Birmingham 2021
June 4, Day 4: This is the big day… the Porsche Track Experience at Barber Motorsports Park near Birmingham (PTX Bham). The half-day Porsche Driving School at Atlanta was the opening act; this is the main event. A full day on a 2½-mile professional track, the same one used for the Honda Indy Grand Prix. Sixteen curves – carousels, esses, corkscrews, hairpins, sweeps – and 120-mph straights in between. Oh, and 80 feet in elevation change with blind summits and curves. Am I a little nervous? Yeah.
Barber Motorsports Park
I (of course) am out the door early, drop the top on the Boxster, visualizing the day ahead as I drive 20 minutes from our downtown Birmingham hotel through green hills to the track. First impression – this place is beautiful. The entry road winds through rolling forested hills, green with early summer. Groundskeepers have manicured the landscape like a golf course, with eclectic sculptures and a gleaming museum surrounding the raceway. I’m surprised there are no permanent grandstands; instead, I find campgrounds interspersed as I circle to the racing control tower.

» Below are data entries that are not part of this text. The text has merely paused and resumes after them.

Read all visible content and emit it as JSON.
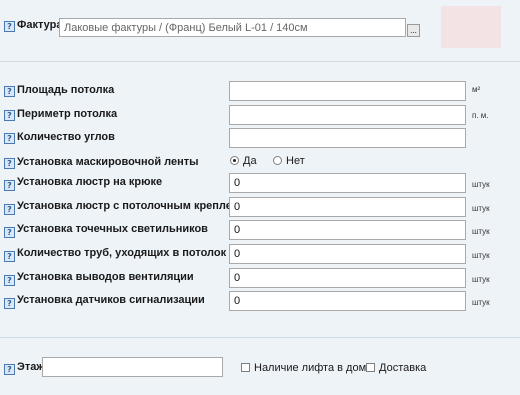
{
  "invoice": {
    "label": "Фактура",
    "value": "Лаковые фактуры / (Франц) Белый L-01 / 140см",
    "browse_label": "..."
  },
  "params": [
    {
      "label": "Площадь потолка",
      "value": "",
      "unit": "м²"
    },
    {
      "label": "Периметр потолка",
      "value": "",
      "unit": "п. м."
    },
    {
      "label": "Количество углов",
      "value": "",
      "unit": ""
    }
  ],
  "tape": {
    "label": "Установка маскировочной ленты",
    "options": [
      {
        "label": "Да",
        "checked": true
      },
      {
        "label": "Нет",
        "checked": false
      }
    ]
  },
  "installs": [
    {
      "label": "Установка люстр на крюке",
      "value": "0",
      "unit": "штук"
    },
    {
      "label": "Установка люстр с потолочным креплением",
      "value": "0",
      "unit": "штук"
    },
    {
      "label": "Установка точечных светильников",
      "value": "0",
      "unit": "штук"
    },
    {
      "label": "Количество труб, уходящих в потолок",
      "value": "0",
      "unit": "штук"
    },
    {
      "label": "Установка выводов вентиляции",
      "value": "0",
      "unit": "штук"
    },
    {
      "label": "Установка датчиков сигнализации",
      "value": "0",
      "unit": "штук"
    }
  ],
  "floor": {
    "label": "Этаж",
    "value": "",
    "elevator_label": "Наличие лифта в доме",
    "elevator_checked": false,
    "delivery_label": "Доставка",
    "delivery_checked": false
  },
  "help_icon": "question-icon",
  "colors": {
    "background": "#eef3f8",
    "preview": "#f3e3e5",
    "help_border": "#4a79b0"
  }
}
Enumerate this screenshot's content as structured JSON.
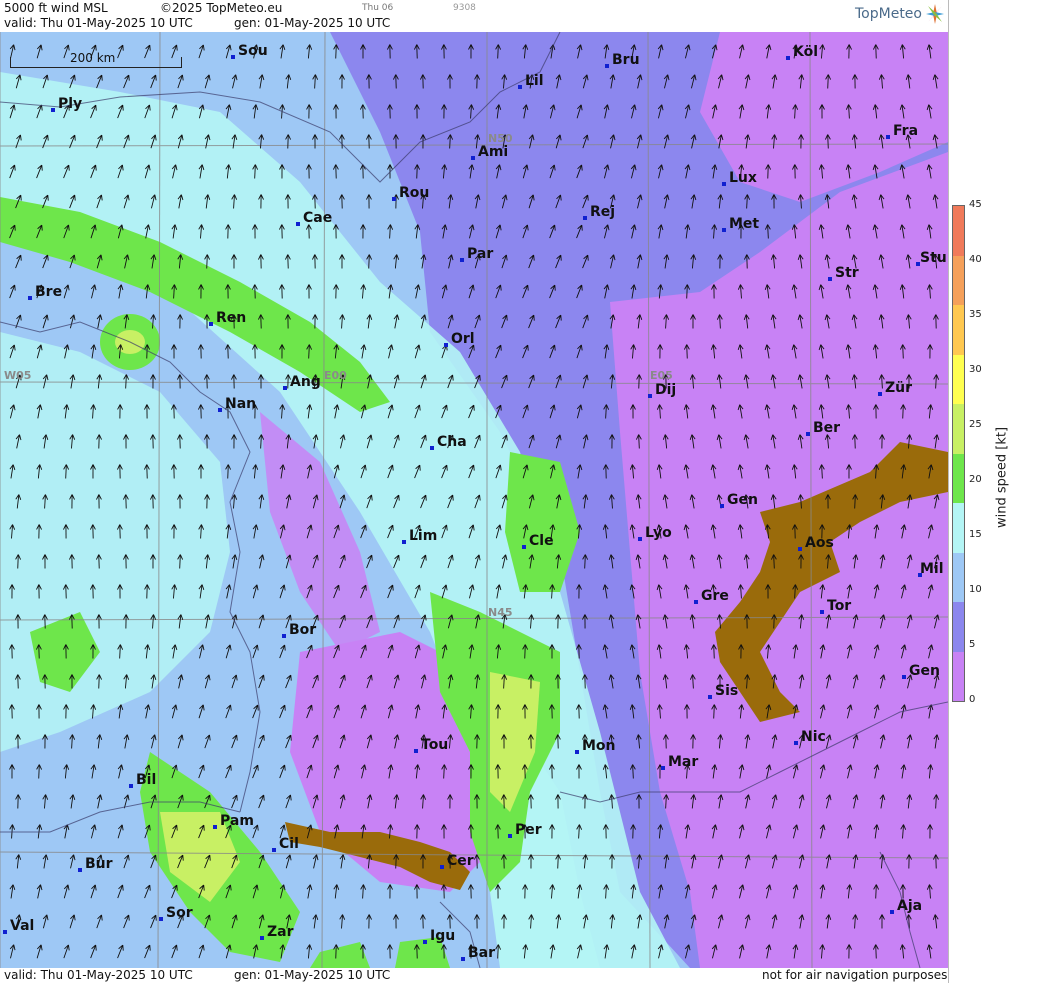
{
  "header": {
    "product": "5000 ft wind MSL",
    "copyright": "©2025 TopMeteo.eu",
    "day": "Thu 06",
    "code": "9308",
    "valid": "valid:  Thu  01-May-2025  10 UTC",
    "gen": "gen: 01-May-2025 10 UTC",
    "logo": "TopMeteo"
  },
  "footer": {
    "valid": "valid:  Thu  01-May-2025  10 UTC",
    "gen": "gen: 01-May-2025 10 UTC",
    "disclaimer": "not for air navigation purposes"
  },
  "scale_bar": "200 km",
  "grid_labels": [
    "N50",
    "N45",
    "W05",
    "E00",
    "E05"
  ],
  "cities": [
    "Sou",
    "Bru",
    "Köl",
    "Lil",
    "Ply",
    "Ami",
    "Fra",
    "Lux",
    "Rou",
    "Cae",
    "Rej",
    "Met",
    "Par",
    "Stu",
    "Bre",
    "Str",
    "Ren",
    "Orl",
    "Ang",
    "Dij",
    "Zür",
    "Nan",
    "Ber",
    "Cha",
    "Gen",
    "Lim",
    "Cle",
    "Lyo",
    "Aos",
    "Mil",
    "Gre",
    "Tor",
    "Bor",
    "Gen",
    "Sis",
    "Nic",
    "Tou",
    "Mon",
    "Mar",
    "Bil",
    "Pam",
    "Cil",
    "Per",
    "Cer",
    "Bur",
    "Sor",
    "Aja",
    "Val",
    "Zar",
    "Igu",
    "Bar"
  ],
  "colorbar": {
    "title": "wind speed [kt]",
    "ticks": [
      "45",
      "40",
      "35",
      "30",
      "25",
      "20",
      "15",
      "10",
      "5",
      "0"
    ],
    "colors": [
      "#f07a5a",
      "#f5a05a",
      "#ffc850",
      "#ffff50",
      "#c8f064",
      "#6ee64b",
      "#b4f5f5",
      "#9ec8f5",
      "#8c87ee",
      "#c882f5"
    ]
  }
}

Artwork… Museum… and Manicured Track
Theory
The Porsche Track Experience starts in the classroom. Our lead instructor, Doug, is wry and entertaining. String theory, the 100% Tire Rule, and more on momentum. The track driveline with clipped arcs, compound curves, and blind summits. “The rumble strips are part of the track; use all of it. The smoother your curves, the faster you will be around the track.” Doug was quite witty for having only 3 hours of sleep. He’d just returned from racing at Watkins Glenn over the weekend.

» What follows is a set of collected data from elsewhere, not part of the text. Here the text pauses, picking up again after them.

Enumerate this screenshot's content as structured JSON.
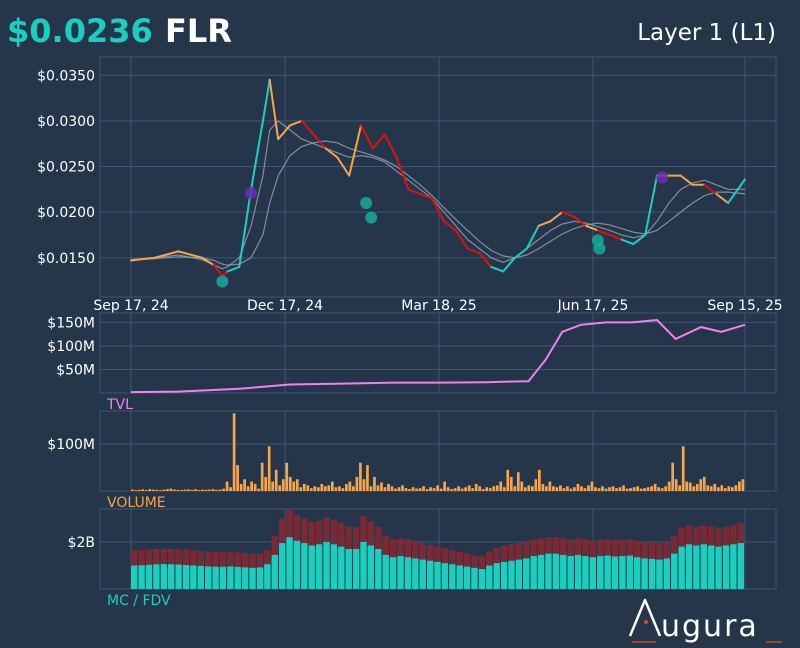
{
  "header": {
    "price": "$0.0236",
    "symbol": "FLR",
    "category": "Layer 1 (L1)"
  },
  "brand": {
    "name": "ugura"
  },
  "colors": {
    "background": "#25364b",
    "grid": "#3e5470",
    "up": "#19cfc0",
    "neutral": "#f5a54a",
    "down": "#e01010",
    "ma": "#9aa4b2",
    "tvl": "#ee82ee",
    "volume": "#f5a54a",
    "mc": "#19cfc0",
    "fdv": "#7a2a35",
    "marker_buy": "#19a99a",
    "marker_sell": "#6a2fb5"
  },
  "chart_data": [
    {
      "type": "line",
      "panel": "price",
      "x_ticks": [
        "Sep 17, 24",
        "Dec 17, 24",
        "Mar 18, 25",
        "Jun 17, 25",
        "Sep 15, 25"
      ],
      "y_ticks": [
        "$0.0150",
        "$0.0200",
        "$0.0250",
        "$0.0300",
        "$0.0350"
      ],
      "ylim": [
        0.0107,
        0.037
      ],
      "x": [
        "2024-09-17",
        "2024-10-01",
        "2024-10-15",
        "2024-10-29",
        "2024-11-05",
        "2024-11-10",
        "2024-11-13",
        "2024-11-20",
        "2024-11-27",
        "2024-12-04",
        "2024-12-08",
        "2024-12-13",
        "2024-12-20",
        "2024-12-27",
        "2025-01-03",
        "2025-01-10",
        "2025-01-17",
        "2025-01-24",
        "2025-01-31",
        "2025-02-07",
        "2025-02-14",
        "2025-02-21",
        "2025-02-28",
        "2025-03-07",
        "2025-03-14",
        "2025-03-21",
        "2025-03-28",
        "2025-04-04",
        "2025-04-11",
        "2025-04-18",
        "2025-04-25",
        "2025-05-02",
        "2025-05-09",
        "2025-05-16",
        "2025-05-23",
        "2025-05-30",
        "2025-06-06",
        "2025-06-13",
        "2025-06-20",
        "2025-06-27",
        "2025-07-04",
        "2025-07-11",
        "2025-07-18",
        "2025-07-25",
        "2025-08-01",
        "2025-08-08",
        "2025-08-15",
        "2025-08-22",
        "2025-08-29",
        "2025-09-05",
        "2025-09-15"
      ],
      "series": [
        {
          "values": [
            0.0147,
            0.015,
            0.0157,
            0.015,
            0.0142,
            0.013,
            0.0135,
            0.014,
            0.0225,
            0.03,
            0.0345,
            0.028,
            0.0295,
            0.03,
            0.0285,
            0.027,
            0.026,
            0.024,
            0.0295,
            0.027,
            0.0285,
            0.026,
            0.0225,
            0.022,
            0.0215,
            0.019,
            0.018,
            0.016,
            0.0155,
            0.014,
            0.0135,
            0.015,
            0.016,
            0.0185,
            0.019,
            0.02,
            0.0195,
            0.0185,
            0.018,
            0.0175,
            0.017,
            0.0165,
            0.0175,
            0.024,
            0.024,
            0.024,
            0.023,
            0.023,
            0.022,
            0.021,
            0.0236
          ],
          "colors": [
            "neutral",
            "neutral",
            "neutral",
            "neutral",
            "neutral",
            "down",
            "down",
            "up",
            "up",
            "up",
            "up",
            "neutral",
            "neutral",
            "neutral",
            "down",
            "down",
            "neutral",
            "neutral",
            "neutral",
            "down",
            "down",
            "down",
            "down",
            "down",
            "down",
            "down",
            "down",
            "down",
            "down",
            "down",
            "up",
            "up",
            "up",
            "up",
            "neutral",
            "neutral",
            "down",
            "down",
            "neutral",
            "down",
            "down",
            "up",
            "up",
            "up",
            "neutral",
            "neutral",
            "neutral",
            "neutral",
            "down",
            "neutral",
            "up"
          ]
        },
        {
          "name": "",
          "values": [
            0.0148,
            0.015,
            0.0153,
            0.0148,
            0.0142,
            0.0138,
            0.014,
            0.015,
            0.0185,
            0.024,
            0.029,
            0.03,
            0.029,
            0.028,
            0.0275,
            0.027,
            0.0265,
            0.026,
            0.0262,
            0.026,
            0.0255,
            0.0245,
            0.0235,
            0.0225,
            0.0215,
            0.02,
            0.0185,
            0.017,
            0.016,
            0.015,
            0.0145,
            0.015,
            0.016,
            0.017,
            0.018,
            0.0187,
            0.019,
            0.0188,
            0.0184,
            0.018,
            0.0175,
            0.0172,
            0.0175,
            0.019,
            0.021,
            0.0225,
            0.0232,
            0.0235,
            0.023,
            0.0225,
            0.0225
          ]
        },
        {
          "name": "",
          "values": [
            0.0148,
            0.0149,
            0.0151,
            0.015,
            0.0147,
            0.0143,
            0.0142,
            0.0143,
            0.015,
            0.0175,
            0.021,
            0.024,
            0.0262,
            0.0272,
            0.0276,
            0.0278,
            0.0276,
            0.027,
            0.0266,
            0.0262,
            0.0257,
            0.025,
            0.024,
            0.023,
            0.0218,
            0.0205,
            0.0192,
            0.018,
            0.0168,
            0.0158,
            0.0152,
            0.015,
            0.0153,
            0.016,
            0.0168,
            0.0176,
            0.0182,
            0.0186,
            0.0188,
            0.0186,
            0.0182,
            0.0178,
            0.0176,
            0.018,
            0.019,
            0.02,
            0.021,
            0.0218,
            0.0222,
            0.0222,
            0.022
          ]
        }
      ],
      "markers": [
        {
          "x": "2024-11-10",
          "y": 0.0124,
          "kind": "buy"
        },
        {
          "x": "2024-11-27",
          "y": 0.0221,
          "kind": "sell"
        },
        {
          "x": "2025-02-03",
          "y": 0.021,
          "kind": "buy"
        },
        {
          "x": "2025-02-06",
          "y": 0.0194,
          "kind": "buy"
        },
        {
          "x": "2025-06-20",
          "y": 0.0169,
          "kind": "buy"
        },
        {
          "x": "2025-06-21",
          "y": 0.016,
          "kind": "buy"
        },
        {
          "x": "2025-07-28",
          "y": 0.0238,
          "kind": "sell"
        }
      ]
    },
    {
      "type": "line",
      "panel": "tvl",
      "label": "TVL",
      "y_ticks": [
        "$50M",
        "$100M",
        "$150M"
      ],
      "ylim": [
        0,
        170000000
      ],
      "x": [
        "2024-09-17",
        "2024-10-15",
        "2024-11-20",
        "2024-12-20",
        "2025-01-20",
        "2025-02-20",
        "2025-03-20",
        "2025-04-15",
        "2025-05-10",
        "2025-05-20",
        "2025-05-30",
        "2025-06-10",
        "2025-06-25",
        "2025-07-10",
        "2025-07-25",
        "2025-08-05",
        "2025-08-20",
        "2025-09-01",
        "2025-09-15"
      ],
      "values": [
        2000000,
        3000000,
        9000000,
        18000000,
        20000000,
        22000000,
        22000000,
        23000000,
        25000000,
        70000000,
        130000000,
        145000000,
        150000000,
        150000000,
        155000000,
        115000000,
        140000000,
        130000000,
        145000000
      ]
    },
    {
      "type": "bar",
      "panel": "volume",
      "label": "VOLUME",
      "y_ticks": [
        "$100M"
      ],
      "ylim": [
        0,
        170000000
      ],
      "values": [
        3000000,
        2000000,
        2500000,
        3500000,
        2000000,
        4000000,
        3000000,
        2500000,
        2000000,
        3000000,
        4000000,
        5000000,
        3000000,
        2500000,
        2000000,
        3000000,
        3500000,
        2500000,
        4000000,
        2000000,
        3000000,
        2500000,
        3000000,
        4000000,
        2500000,
        3000000,
        5000000,
        20000000,
        8000000,
        165000000,
        55000000,
        15000000,
        25000000,
        10000000,
        20000000,
        15000000,
        5000000,
        60000000,
        30000000,
        95000000,
        20000000,
        45000000,
        12000000,
        25000000,
        60000000,
        30000000,
        20000000,
        25000000,
        8000000,
        15000000,
        12000000,
        6000000,
        10000000,
        8000000,
        15000000,
        10000000,
        12000000,
        20000000,
        8000000,
        10000000,
        6000000,
        15000000,
        20000000,
        10000000,
        30000000,
        60000000,
        25000000,
        55000000,
        10000000,
        30000000,
        12000000,
        18000000,
        8000000,
        15000000,
        10000000,
        5000000,
        8000000,
        12000000,
        6000000,
        4000000,
        8000000,
        5000000,
        6000000,
        10000000,
        4000000,
        8000000,
        6000000,
        12000000,
        5000000,
        20000000,
        8000000,
        4000000,
        6000000,
        10000000,
        5000000,
        8000000,
        12000000,
        6000000,
        15000000,
        10000000,
        4000000,
        8000000,
        6000000,
        10000000,
        12000000,
        20000000,
        8000000,
        45000000,
        30000000,
        10000000,
        40000000,
        20000000,
        8000000,
        12000000,
        10000000,
        25000000,
        45000000,
        15000000,
        10000000,
        20000000,
        10000000,
        8000000,
        12000000,
        6000000,
        10000000,
        5000000,
        8000000,
        15000000,
        10000000,
        6000000,
        12000000,
        20000000,
        8000000,
        6000000,
        10000000,
        5000000,
        8000000,
        10000000,
        6000000,
        8000000,
        12000000,
        5000000,
        6000000,
        8000000,
        10000000,
        5000000,
        6000000,
        8000000,
        10000000,
        15000000,
        8000000,
        6000000,
        10000000,
        20000000,
        60000000,
        25000000,
        12000000,
        95000000,
        20000000,
        18000000,
        10000000,
        15000000,
        25000000,
        30000000,
        12000000,
        10000000,
        15000000,
        8000000,
        12000000,
        6000000,
        10000000,
        8000000,
        12000000,
        20000000,
        25000000
      ]
    },
    {
      "type": "bar",
      "panel": "mc_fdv",
      "label": "MC / FDV",
      "y_ticks": [
        "$2B"
      ],
      "ylim": [
        0,
        3400000000
      ],
      "series": [
        {
          "name": "MC",
          "values": [
            1000000000,
            1010000000,
            1030000000,
            1050000000,
            1060000000,
            1050000000,
            1040000000,
            1020000000,
            1000000000,
            980000000,
            960000000,
            950000000,
            950000000,
            960000000,
            940000000,
            920000000,
            900000000,
            920000000,
            1050000000,
            1450000000,
            1950000000,
            2200000000,
            2050000000,
            1950000000,
            1850000000,
            1900000000,
            2000000000,
            1900000000,
            1800000000,
            1700000000,
            1700000000,
            2000000000,
            1850000000,
            1700000000,
            1450000000,
            1350000000,
            1400000000,
            1350000000,
            1300000000,
            1250000000,
            1200000000,
            1150000000,
            1100000000,
            1050000000,
            1000000000,
            950000000,
            900000000,
            850000000,
            1000000000,
            1100000000,
            1150000000,
            1200000000,
            1250000000,
            1300000000,
            1400000000,
            1450000000,
            1500000000,
            1500000000,
            1450000000,
            1400000000,
            1450000000,
            1400000000,
            1350000000,
            1400000000,
            1420000000,
            1380000000,
            1400000000,
            1420000000,
            1350000000,
            1300000000,
            1280000000,
            1250000000,
            1300000000,
            1500000000,
            1800000000,
            1900000000,
            1850000000,
            1900000000,
            1850000000,
            1800000000,
            1850000000,
            1900000000,
            1950000000
          ]
        },
        {
          "name": "FDV",
          "values": [
            1650000000,
            1660000000,
            1680000000,
            1700000000,
            1710000000,
            1700000000,
            1690000000,
            1670000000,
            1640000000,
            1610000000,
            1580000000,
            1560000000,
            1560000000,
            1570000000,
            1550000000,
            1520000000,
            1480000000,
            1500000000,
            1650000000,
            2250000000,
            3000000000,
            3350000000,
            3150000000,
            3000000000,
            2850000000,
            2900000000,
            3050000000,
            2950000000,
            2800000000,
            2650000000,
            2650000000,
            3100000000,
            2850000000,
            2650000000,
            2250000000,
            2100000000,
            2150000000,
            2100000000,
            2000000000,
            1950000000,
            1880000000,
            1800000000,
            1720000000,
            1650000000,
            1580000000,
            1500000000,
            1430000000,
            1380000000,
            1600000000,
            1750000000,
            1830000000,
            1900000000,
            1950000000,
            2000000000,
            2100000000,
            2150000000,
            2200000000,
            2200000000,
            2150000000,
            2100000000,
            2150000000,
            2100000000,
            2050000000,
            2100000000,
            2120000000,
            2080000000,
            2100000000,
            2120000000,
            2050000000,
            2000000000,
            1980000000,
            1950000000,
            2000000000,
            2250000000,
            2600000000,
            2700000000,
            2650000000,
            2700000000,
            2650000000,
            2600000000,
            2650000000,
            2700000000,
            2800000000
          ]
        }
      ]
    }
  ]
}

His presentation is highly informative but brief; he knows all 40 of us in the room are ready to drive!
Doug giving us the rundown… …about the track
Autocross
We break into small groups to start a circuit of activities to learn tail-braking and car control before getting on the big track. My group, Group 6, begins with autocross. We race a tight path outlined with cones on a large asphalt lot, getting comfortable with speed and cornering. A few of my teammates “killed cones.” Thanks to my Atlanta experience, I avoided that faux pas.
Team 6… …the “Cone Killers”
Sliding
Next, low friction handling on a wet, polished lot, where we practice recovering from understeer (too little friction on the front) and oversteer (too little on the back). Again, thanks to Atlanta practice, I do well here. It’s fun sliding figure-8’s in a small 440hp car! Porsche 911s have the engine in the rear. Sometimes you let OFF the gas a bit to induce a rear-end slide.
Less momentum forward equals less weight in the back, which means less traction in the back, which allows the heavy rear end to slide. The driving dynamics are hugely different from the Mustangs I drove for so long. It’s quite a “learning curve” (pun intended). 😊



Trail Braking
The final circuit is “trail braking.” Braking on a racetrack is the opposite of everyday commuting. “In normal driving, you ease on the brakes, slowly adding pressure to gently slow the car and avoid spilling hot coffee on your lap,” says Steve, our instructor for this circuit. “In racing, it’s BAM! Pedal pressure of 10 as you approach a curve, then ease off to 9-8-7-6-5 at the apex, and accelerate out”. Why? Two reasons. First, you want to go as fast as you can, for as long as you can, on the straights to minimize your lap time. Second, and more importantly, momentum and traction. Slam the brakes, and the car pitches forward, adding weight (and thus grip) to the front tires, allowing the turn. If you don’t have that weight on the front, you are likely to overwhelm the front tires’ grip (under-steer) and end up in the grass.